Over 95 percent of women’s net job gains in February were concentrated in three sectors: professional and business services (32,000), private education and health (24,000), and retail (21,000). Men’s largest job gains in February were in construction (48,000), professional and business services (41,000), and information (20,000)—these sectors accounted for 70 percent of men’s net employment gains.
The public sector continued to lose jobs in February and, in a reversal of the trend for the recovery as a whole, men lost more public sector jobs than women did. Since the start of the recovery in June 2009, women have lost 462,000 public sector jobs, while men have lost 280,000.

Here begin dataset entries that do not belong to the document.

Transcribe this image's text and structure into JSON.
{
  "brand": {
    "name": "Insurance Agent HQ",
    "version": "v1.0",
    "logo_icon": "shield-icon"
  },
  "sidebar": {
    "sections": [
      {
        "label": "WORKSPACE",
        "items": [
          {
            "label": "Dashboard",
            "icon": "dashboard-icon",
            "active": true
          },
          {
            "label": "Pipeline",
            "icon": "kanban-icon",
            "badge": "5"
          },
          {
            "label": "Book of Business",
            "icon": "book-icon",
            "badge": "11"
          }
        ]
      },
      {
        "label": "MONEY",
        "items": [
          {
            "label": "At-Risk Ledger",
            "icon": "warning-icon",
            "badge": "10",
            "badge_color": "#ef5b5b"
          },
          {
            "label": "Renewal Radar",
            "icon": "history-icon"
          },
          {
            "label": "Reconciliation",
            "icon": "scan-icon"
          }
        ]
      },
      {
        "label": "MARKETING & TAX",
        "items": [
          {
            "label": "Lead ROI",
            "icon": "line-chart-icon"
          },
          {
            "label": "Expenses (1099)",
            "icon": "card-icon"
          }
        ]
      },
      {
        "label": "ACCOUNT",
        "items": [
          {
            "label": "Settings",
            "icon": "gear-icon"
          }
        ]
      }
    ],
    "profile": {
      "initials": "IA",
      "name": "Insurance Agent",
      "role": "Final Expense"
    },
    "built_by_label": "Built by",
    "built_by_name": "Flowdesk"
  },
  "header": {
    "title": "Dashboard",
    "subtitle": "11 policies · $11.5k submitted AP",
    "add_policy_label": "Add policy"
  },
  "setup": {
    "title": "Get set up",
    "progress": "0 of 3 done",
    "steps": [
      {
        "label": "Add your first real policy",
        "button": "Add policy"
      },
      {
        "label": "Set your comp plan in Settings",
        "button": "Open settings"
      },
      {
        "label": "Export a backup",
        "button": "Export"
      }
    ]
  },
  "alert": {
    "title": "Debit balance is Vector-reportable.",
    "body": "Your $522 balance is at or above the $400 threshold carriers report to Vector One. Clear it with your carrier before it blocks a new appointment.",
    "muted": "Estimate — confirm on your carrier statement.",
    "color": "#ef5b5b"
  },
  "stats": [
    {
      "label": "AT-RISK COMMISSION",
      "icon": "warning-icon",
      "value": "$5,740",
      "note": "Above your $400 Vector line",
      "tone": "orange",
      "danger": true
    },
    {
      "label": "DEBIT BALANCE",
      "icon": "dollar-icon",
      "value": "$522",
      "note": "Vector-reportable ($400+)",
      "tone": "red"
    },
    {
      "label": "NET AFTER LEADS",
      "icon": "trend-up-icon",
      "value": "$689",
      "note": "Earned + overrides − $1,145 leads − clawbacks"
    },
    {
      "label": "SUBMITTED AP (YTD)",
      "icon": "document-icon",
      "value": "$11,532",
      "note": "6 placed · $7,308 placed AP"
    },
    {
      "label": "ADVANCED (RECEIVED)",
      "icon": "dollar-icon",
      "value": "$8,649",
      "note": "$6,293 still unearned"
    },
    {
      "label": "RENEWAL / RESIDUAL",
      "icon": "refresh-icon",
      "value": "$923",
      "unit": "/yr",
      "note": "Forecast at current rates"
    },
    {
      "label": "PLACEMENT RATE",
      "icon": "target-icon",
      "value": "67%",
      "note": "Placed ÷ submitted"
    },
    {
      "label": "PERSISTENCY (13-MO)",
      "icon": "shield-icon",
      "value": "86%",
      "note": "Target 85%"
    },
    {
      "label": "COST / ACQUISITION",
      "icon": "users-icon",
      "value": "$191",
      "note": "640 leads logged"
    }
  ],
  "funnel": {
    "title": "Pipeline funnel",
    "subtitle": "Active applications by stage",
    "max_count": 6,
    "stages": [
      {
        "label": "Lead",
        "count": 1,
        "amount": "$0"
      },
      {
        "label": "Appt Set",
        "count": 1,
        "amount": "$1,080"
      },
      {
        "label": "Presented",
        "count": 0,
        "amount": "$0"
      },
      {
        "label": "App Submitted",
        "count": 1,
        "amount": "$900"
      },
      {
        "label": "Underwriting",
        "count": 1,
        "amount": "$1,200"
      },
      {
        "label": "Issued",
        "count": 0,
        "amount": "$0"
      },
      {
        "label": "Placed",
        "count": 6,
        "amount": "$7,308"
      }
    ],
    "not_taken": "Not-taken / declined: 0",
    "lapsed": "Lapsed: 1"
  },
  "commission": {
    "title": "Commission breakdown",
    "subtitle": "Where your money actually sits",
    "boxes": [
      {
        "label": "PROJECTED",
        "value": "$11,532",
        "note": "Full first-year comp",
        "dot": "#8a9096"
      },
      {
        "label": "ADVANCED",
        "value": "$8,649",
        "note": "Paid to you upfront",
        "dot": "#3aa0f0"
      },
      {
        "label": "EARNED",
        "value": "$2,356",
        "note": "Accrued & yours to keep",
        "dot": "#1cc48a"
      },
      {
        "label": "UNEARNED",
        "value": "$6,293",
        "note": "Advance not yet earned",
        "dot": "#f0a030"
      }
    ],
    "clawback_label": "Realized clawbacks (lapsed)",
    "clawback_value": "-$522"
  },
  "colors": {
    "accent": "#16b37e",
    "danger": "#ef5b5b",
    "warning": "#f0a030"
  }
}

The unemployment rates for adult black women and adult Hispanic women rose slightly in February, while rates for adult white women, adult white men, adult black men, adult Hispanic men and single mothers declined.
Over 12 million Americans are unemployed, nearly 4.8 million for six months or more.
“There is still a long way to go to reach full recovery,” Entmacher said. “So it is especially troubling that policymakers are undermining progress by allowing program cuts that threaten not only the economic and job security of vulnerable families but of the entire country. Congress can stop these senseless cuts – and replace them by closing tax loopholes and making smart investments in our future.”